Asal-usul Nama Iran: Mengapa Identitas Persia Ditinggalkan?

12 hours ago 4

loading...

Sejak 1935, pada masa kekuasaan Raja Reza Khan, pendiri Dinasti Pahlevi dan ayah Syah Muhammad Reza Pahlevi yang ditumbangkan oleh Ayatullah Khomeini pada tahun 1979, sebutan Persia diganti dengan Iran. Foto ilustrasi/youtube

Asal-usul nama Iran ini menarik untuk diketahui. Negara Iran menjadi negara yang paling populer saat ini, karena peperangannya dengan Amerika Serikat-Israel yang belum mereda. Simak ulasan dan penjelasannya berikut ini.

Dahulu Iran dikenal dengan sebutan Kerajaan Persia . Sejak 1935, pada masa kekuasaan Raja Reza Khan, pendiri Dinasti Pahlevi dan ayah Syah Muhammad Reza Pahlevi yang ditumbangkan oleh Ayatullah Khomeini pada tahun 1979, sebutan Persia diganti dengan Iran.
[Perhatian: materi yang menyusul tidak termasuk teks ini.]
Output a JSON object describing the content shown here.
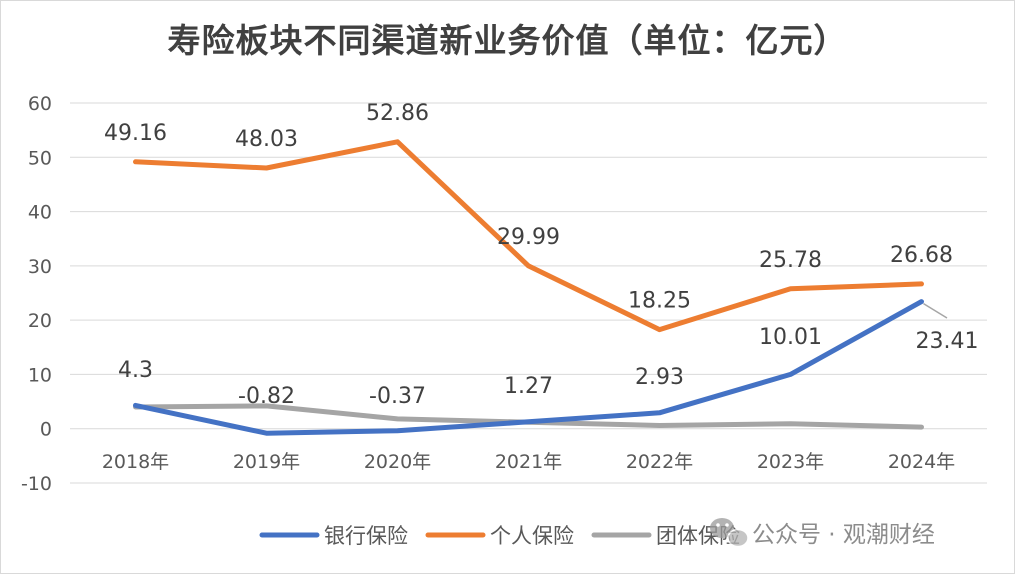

Suatu nama yang pernah dipakai oleh nenek moyang bangsa Iran di daratan Tinggi Iran yang dikuasai pada tahun 1700 SM.

Menurut buku "Ensiklopedi Islam" (Jakarta: PT Ichtiar Baru van Hoeve, 1994), disebutkan pula bahwa pada masa kekuasaan Darius, kata Iran pernah digunakan bagi negeri kekuasaannya.

Penduduk asli Iran , berasal dari padang rumput Kaukasian dan mulai berimigrasi ke Iran sekitar 1500 SM. Sepanjang sejarah, Iran menderita beberapa invasi kelompok-kelompok etnik lain. Pendudukan dalam skala besar dilakukan oleh etnik Arya seperti Medes dan Parsa. Etnik minoritas terbesar saat ini dibentuk oleh penduduk yang berbahasa Turki, tetapi sudah berbeda dengan bentuk aslinya.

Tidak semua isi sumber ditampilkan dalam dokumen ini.